Geowissenschaften

Berge, Alpen, Wetter

Aus: fachbuchjournal-Ausgabe 6/2023

Meyer, Jürg (2021): Wie Berge entstehen und vergehen. Haupt-Verlag, Bern, 2021., geb., 266 S., 145 Abb., 6 Tabellen, ISBN 978-3-258-08254-7. € 32,00.

Im Vorwort wird erläutert, was der Autor Dr. Jürg Meyer, Dipl. Bergführer, Gutachter und Umweltbeauftragter, und mit ihm das UNESCO-Weltnaturerbe „Tektonikarena Sardona“ (TAS), mit diesem Buch erreichen möchten: Da „im UNESCO-TAS-Gebiet die Gebirgsentstehung so gut sichtbar [ist] wie sonst nirgends auf der Welt“, sollen zentrale Themen, Konzepte und neue Erkenntnisse zur Alpenbildung in essayartigen Beiträgen in gut verständlicher Sprache und mit vielen Fotos und Abbildungen dargestellt werden. Als Leser möchte man an der Geologie interessierte Menschen ansprechen sowie Multiplikatoren und Studierende. Die Form des Essays soll es ermöglichen, individuelle Wege durch das Buch zu finden.

Im Info-Teil steht ein Goethe-Zitat, das eine Grundlage zum Verständnis dieses Buches sein kann: „Man erblickt nur, was man schon weiß und versteht.“ Mich begleitet es schon lange, weil ich glaube, dass diese Aussage falsch ist. Der Autor schreibt dazu ganz richtig: „Zuerst, natürlich, ganz einfach ein Phänomen sehen …“. Dann: „Zu beschreiben was da ist. Was sehe ich denn eigentlich?“ Und schließlich die Frage zu stellen: „Was weiß ich [dazu]?“ Auf Französisch sagt man: Qu´est-ce que c´est que ca? Übertragen: Was ist das, was da ist? Man kann etwas erblicken, ohne zu wissen, was es ist, und dann selbst herausfinden, um was es sich handelt. „Versuch und Irrtum“ ist die zielführende Methode. Aber das individuelle Problem liegt bei „ganz einfach ein Phänomen sehen“: manche Menschen können das, manche müssen es erst lernen. Man kann sich helfen lassen, wie das vom Weltnaturerbe „Tektonikarena Sardona“ – oder auch von diesem Buch – angeboten wird. Dabei sollte eine Bedingung als vereinbart gelten: Wer sich aufmacht zu forschen, ist ein Forscher oder eine Forscherin. Solche Menschen müssen nicht „belehrt“ oder gar „bekehrt“ werden, nicht zuletzt, weil aus der alten Geologie längst „die Geowissenschaften“ geworden sind und weil die Gesellschaft, ohne es recht zu wissen, großen Bedarf an Erkenntnissen hat, die die Geowissenschaften erarbeitet haben.

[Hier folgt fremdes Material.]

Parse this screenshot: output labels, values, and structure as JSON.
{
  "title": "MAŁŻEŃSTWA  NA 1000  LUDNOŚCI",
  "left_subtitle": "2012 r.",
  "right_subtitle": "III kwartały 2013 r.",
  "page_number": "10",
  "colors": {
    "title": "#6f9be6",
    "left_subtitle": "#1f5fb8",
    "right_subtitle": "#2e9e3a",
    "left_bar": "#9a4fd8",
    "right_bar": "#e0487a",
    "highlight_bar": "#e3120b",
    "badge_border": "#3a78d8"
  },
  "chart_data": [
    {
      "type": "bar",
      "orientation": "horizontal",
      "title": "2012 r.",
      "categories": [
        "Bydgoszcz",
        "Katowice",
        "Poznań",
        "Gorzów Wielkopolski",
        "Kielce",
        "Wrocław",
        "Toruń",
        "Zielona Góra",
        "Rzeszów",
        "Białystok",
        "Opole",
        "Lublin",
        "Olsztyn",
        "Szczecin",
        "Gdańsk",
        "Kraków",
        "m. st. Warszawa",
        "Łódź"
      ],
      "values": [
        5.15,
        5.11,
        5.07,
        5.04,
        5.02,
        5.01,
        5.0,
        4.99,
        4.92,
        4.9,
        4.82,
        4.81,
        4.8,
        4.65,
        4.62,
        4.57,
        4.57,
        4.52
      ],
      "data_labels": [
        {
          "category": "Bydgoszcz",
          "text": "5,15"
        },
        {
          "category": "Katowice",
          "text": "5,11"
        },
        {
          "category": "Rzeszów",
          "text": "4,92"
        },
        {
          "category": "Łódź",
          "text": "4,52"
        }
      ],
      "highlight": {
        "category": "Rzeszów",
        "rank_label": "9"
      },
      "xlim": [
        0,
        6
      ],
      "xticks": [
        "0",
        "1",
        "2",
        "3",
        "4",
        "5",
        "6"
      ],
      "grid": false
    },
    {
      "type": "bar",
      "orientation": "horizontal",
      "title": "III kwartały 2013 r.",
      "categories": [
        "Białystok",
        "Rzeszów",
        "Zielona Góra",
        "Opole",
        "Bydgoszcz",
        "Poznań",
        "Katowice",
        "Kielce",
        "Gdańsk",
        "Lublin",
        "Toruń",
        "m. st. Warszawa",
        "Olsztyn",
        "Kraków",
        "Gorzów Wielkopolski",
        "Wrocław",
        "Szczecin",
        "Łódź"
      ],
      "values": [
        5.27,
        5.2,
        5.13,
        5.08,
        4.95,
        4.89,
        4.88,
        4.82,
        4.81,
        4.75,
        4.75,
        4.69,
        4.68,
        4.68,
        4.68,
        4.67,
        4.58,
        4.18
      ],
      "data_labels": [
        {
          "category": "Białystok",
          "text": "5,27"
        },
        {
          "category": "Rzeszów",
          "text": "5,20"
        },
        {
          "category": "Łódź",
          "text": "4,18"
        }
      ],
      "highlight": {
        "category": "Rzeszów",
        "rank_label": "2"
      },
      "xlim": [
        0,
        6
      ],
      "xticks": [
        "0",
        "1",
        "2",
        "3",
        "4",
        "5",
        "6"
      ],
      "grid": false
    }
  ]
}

Der Info-Teil enthält auch nützliche Hinweise auf Bezugsquellen geologischer Karten und Informationen über die Schweiz mit den entsprechenden Webseiten sowie auf weiterführende Literatur. Auf S. 263 beginnt das Stichwortverzeichnis, bei dem eine Reduktion der angegebenen Seiten auf wirklich weiterführende Textstellen wünschenswert wäre. Davor findet sich zwischen S.

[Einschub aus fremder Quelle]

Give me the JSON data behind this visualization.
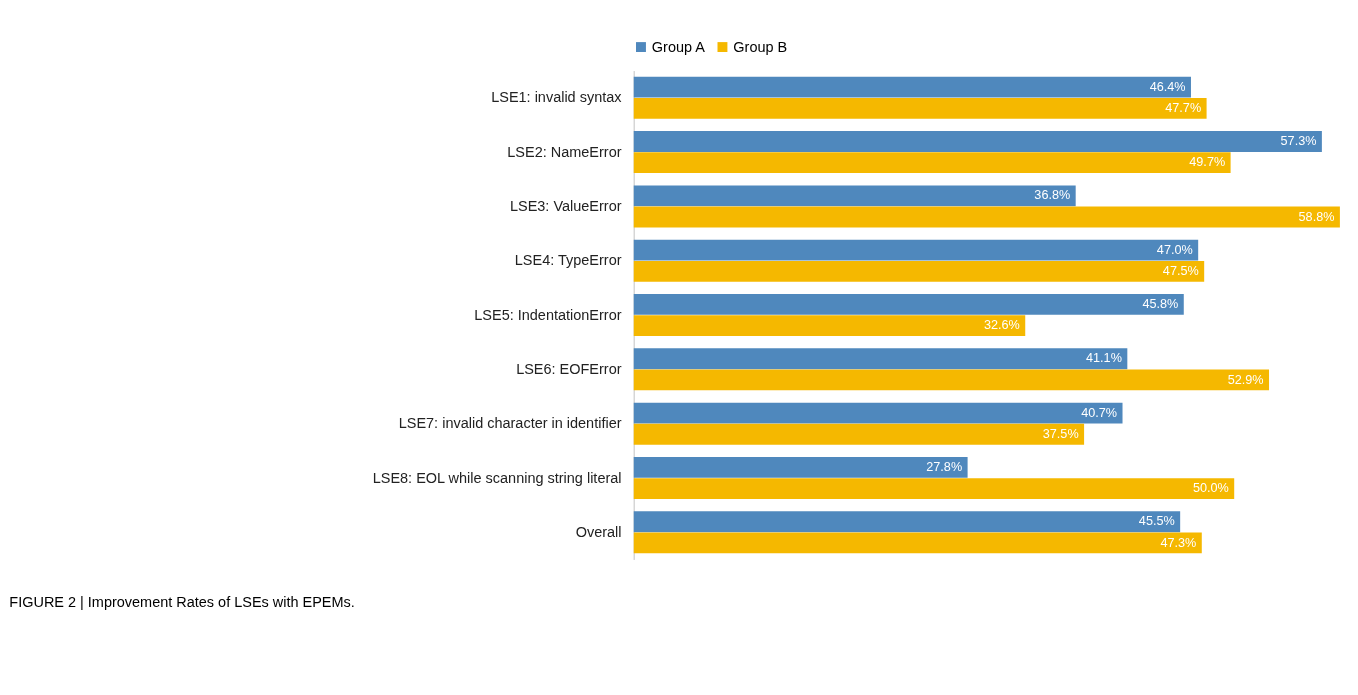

218 und S. 245 „Geo-Wissen“. Dort wird ein erster Einstieg in Themen des Buches geboten. Vor diesem Kapitel gibt es eine Zusammenstellung der zentralen Fakten, die in den 30 Essays, also dem Hauptteil des Buches, besprochen werden. So z.B. Essay 30, der sich mit dem UNESCO-Weltnaturerbe „Tektonikarena Sardona“ befasst und damit, warum die Glarner Hauptüberschiebung eine Weltsensation ist. Ein Blockbild und Zeichnungen von Albert Heim (1922) erklären die geologische Situation. Die Texte der verbleibenden 29 Essays stellen die jeweiligen Themen überzeugend dar, obwohl „die Geologen“ und „die Laien“ unnötig häufig vorkommen. Die Beiträge sind mit Anschauungsmaterial in Form von Landschaftsaufnahmen, sonstigen Fotos, thematischen Karten, geologischen Schnitten, Diagrammen und Tabellen reichlich ausgestattet.

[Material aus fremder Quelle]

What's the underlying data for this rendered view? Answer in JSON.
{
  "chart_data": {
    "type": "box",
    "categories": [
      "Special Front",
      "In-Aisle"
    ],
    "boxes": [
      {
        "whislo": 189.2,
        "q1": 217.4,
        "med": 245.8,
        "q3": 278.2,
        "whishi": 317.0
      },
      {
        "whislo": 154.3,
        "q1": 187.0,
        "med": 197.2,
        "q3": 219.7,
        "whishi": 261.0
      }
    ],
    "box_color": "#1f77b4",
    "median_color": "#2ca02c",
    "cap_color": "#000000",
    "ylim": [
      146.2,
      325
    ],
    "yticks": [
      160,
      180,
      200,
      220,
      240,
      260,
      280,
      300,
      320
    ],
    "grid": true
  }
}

Die Darstellung der Erforschungsgeschichte hebt sich davon schwächelnd ab, obwohl in den Essays immer wieder auch wichtige Namen von Erforschern der Alpen genannt werden. Sie alle haben sich, genau wie die heutige Forschergeneration, für die Lösung der Fragestellungen ihrer Zeit eingesetzt und haben unseren Respekt verdient. Das Buch ist, besonders wegen seiner Bezüge zum UNESCO-Weltnaturerbe „Tektonikarena Sardona“, zu empfehlen, weil es hilft, die raumgreifende Dynamik der alpinen Decken und der dahinterstehenden geologischen Prozesse zu verstehen. Es hat die neue Literatur aufgearbeitet und bietet damit einen Überblick über den aktuellen Forschungsstand. Es trifft zu, was am Ende von S. 13 steht: „Wir (…) präsentieren Ihnen mit diesem Buch einen Strauß von Themen und neuen Erkenntnissen, die Sie hoffentlich gleich spannend und aufregend finden wie wir.“ Vielleicht muss die Leserin oder der Leser am Anfang häufiger im Stichwortverzeichnis nach Texten suchen, in denen Begriffe erklärt werden, wie z.B. „Grundgebirge“. Der längste Beitrag dazu steht auf den Seiten 60-64. Sie lernen, dass der Autor mit besonders harten Gesteinen und den Sedimentdecken darüber „Brot und Aufstrich“ verbindet. Lassen Sie sich dadurch nicht abhalten den Beitrag zu lesen. Für die Reiseplanung kann, neben dem Hinweis auf die Quellen für geologische Karten, „Wo sehen und erleben?“ nützlich sein. Das ist eine Rubrik am Ende jedes Kapitels. (jp)

 

Plöger, Sven, Schlenker, Rolf: Die Alpen und wie sie unser Wetter beeinflussen. München: Piper 2022, Paperback, 318 S., 49 farbige und 6 s/w Fotos, 6 QR-Codes, 2 farbige Karten im Innendeckel, ISBN 978-3-89029-560-2. € 22,00.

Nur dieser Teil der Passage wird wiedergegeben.